The taxonomy of several reference strains from culture collections have been corrected based on the combined results from MLSA, ANI and dDDH analyses. ATCC 51312, ATCC 51311, LMG 2343 were formerly identified as P. tolaasii, but they share less than 95% genome similarity with P. tolaasii genome cluster (phylotype 6). They also do not map to barcoding genes of P. tolaasii LMG 2342T. Non-pathogenic strains ATCC 51312 and ATCC 51311 were instead identified close relatives of Pseudomonas sp. NC02 (phylotype 2) in the MLSA and ANI, and LMG 2343 (phylotype 12) was identified as P. edaphica in the dDDH. Non-pathogenic isolates P7774, P7753 and P7760 were formerly described as P. veronii, P. syringae and P. agarici, respectively, in internal culture collections. Based on ANI and dDDH results from this study they were re-identified as “P. reactans” (phylotype 16), close relative of Brevundimonas bullata (phylotype 30) and close relative of Cedecea neteri (phylotype 31) respectively.

Known blotch pathogens

All strains of P. tolaasii (phylotype 6) isolated from blotch outbreaks in the Netherlands were found to cause moderate or severe brown blotch symptoms, with the exception of IPO 3746. They also map to barcoding genes of P. tolaasii LMG 2342T in the MLSA. Two pathogenic isolates from the United Kingdom, 21,815,971 and 21,815,972 (phylotype 3) that cause severe blotch and pitting in both cap and pot tests, clustered together with the blotch-causing reference strain of P. costantinii, LMG 22119T in the MLSA and ANI. Three isolates from the “P. reactans” clusters, B3002, C5002, IPO 3751 (phylotypes 9 and 16), were also pathogenic.

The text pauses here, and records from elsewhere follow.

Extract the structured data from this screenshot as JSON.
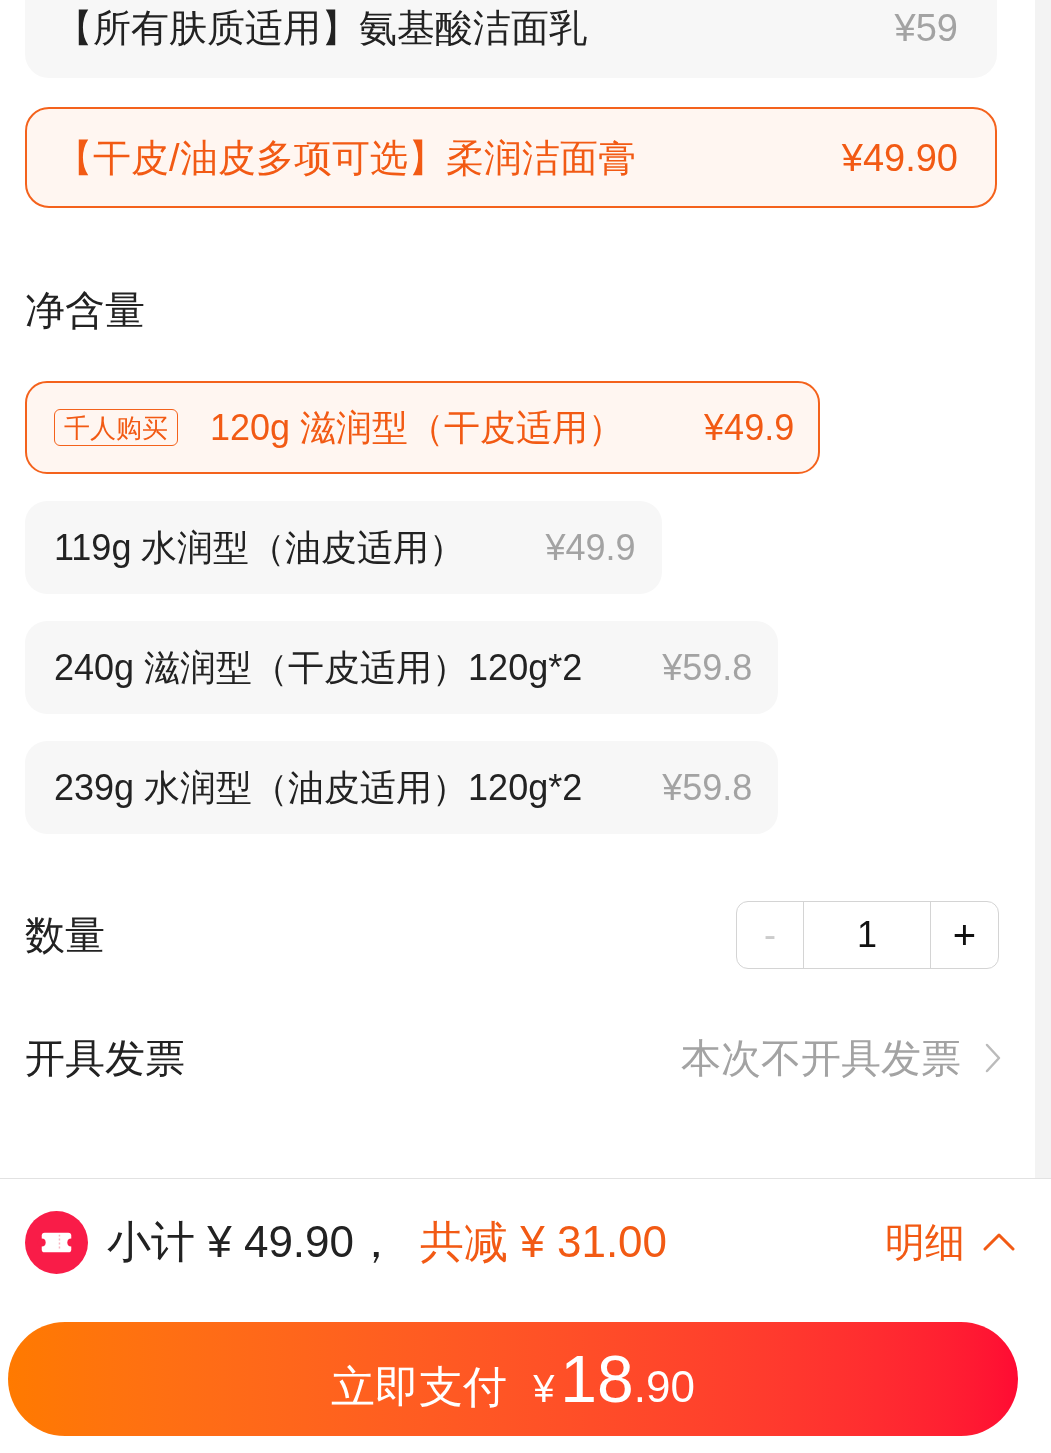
{
  "style_options": [
    {
      "name": "【所有肤质适用】氨基酸洁面乳",
      "price": "¥59",
      "selected": false
    },
    {
      "name": "【干皮/油皮多项可选】柔润洁面膏",
      "price": "¥49.90",
      "selected": true
    }
  ],
  "net_content": {
    "label": "净含量",
    "options": [
      {
        "tag": "千人购买",
        "name": "120g 滋润型（干皮适用）",
        "price": "¥49.9",
        "selected": true
      },
      {
        "name": "119g 水润型（油皮适用）",
        "price": "¥49.9",
        "selected": false
      },
      {
        "name": "240g 滋润型（干皮适用）120g*2",
        "price": "¥59.8",
        "selected": false
      },
      {
        "name": "239g 水润型（油皮适用）120g*2",
        "price": "¥59.8",
        "selected": false
      }
    ]
  },
  "quantity": {
    "label": "数量",
    "decrease": {
      "symbol": "-",
      "disabled": true
    },
    "value": "1",
    "increase": {
      "symbol": "+",
      "disabled": false
    }
  },
  "invoice": {
    "label": "开具发票",
    "value": "本次不开具发票"
  },
  "summary": {
    "subtotal": "小计 ¥ 49.90，",
    "discount": "共减 ¥ 31.00",
    "details": "明细"
  },
  "pay_button": {
    "label": "立即支付",
    "currency": "¥",
    "amount": "18",
    "decimals": ".90"
  }
}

All 26 isolates of “P. gingeri” obtained from blotch outbreaks in the Netherlands, United Kingdom and Belgium were able to cause blotch, with varying symptom severity in the pathogenicity tests performed. All of them mapped to barcoding genes of “P. gingeri” LMG 5327T. They form 3 MSLA clusters, but 5 distinct ANI clusters (phylotypes 1, 5, 14, 22 and 24), indicating that multiple closely-related species can cause ginger blotch.

New blotch pathogens

Several isolates presented in this study are reported as blotch-pathogens for the first time. 19 isolates (phylotype 2) with varying severity of blotch symptoms were identified as belonging to the same species as Pseudomonas sp. NC02. Two blotch-causing isolates (phylotype 10) from the Netherlands were identified as P. yamanorum. They were also closely related to the Pseudomonas sp. NC02 isolates. Three pathogenic isolates (phylotype 12) from Dutch blotch outbreaks were identified as P. edaphica. A severely pathogenic isolate (IPO3765) from Netherlands was recognized as P. salomonii.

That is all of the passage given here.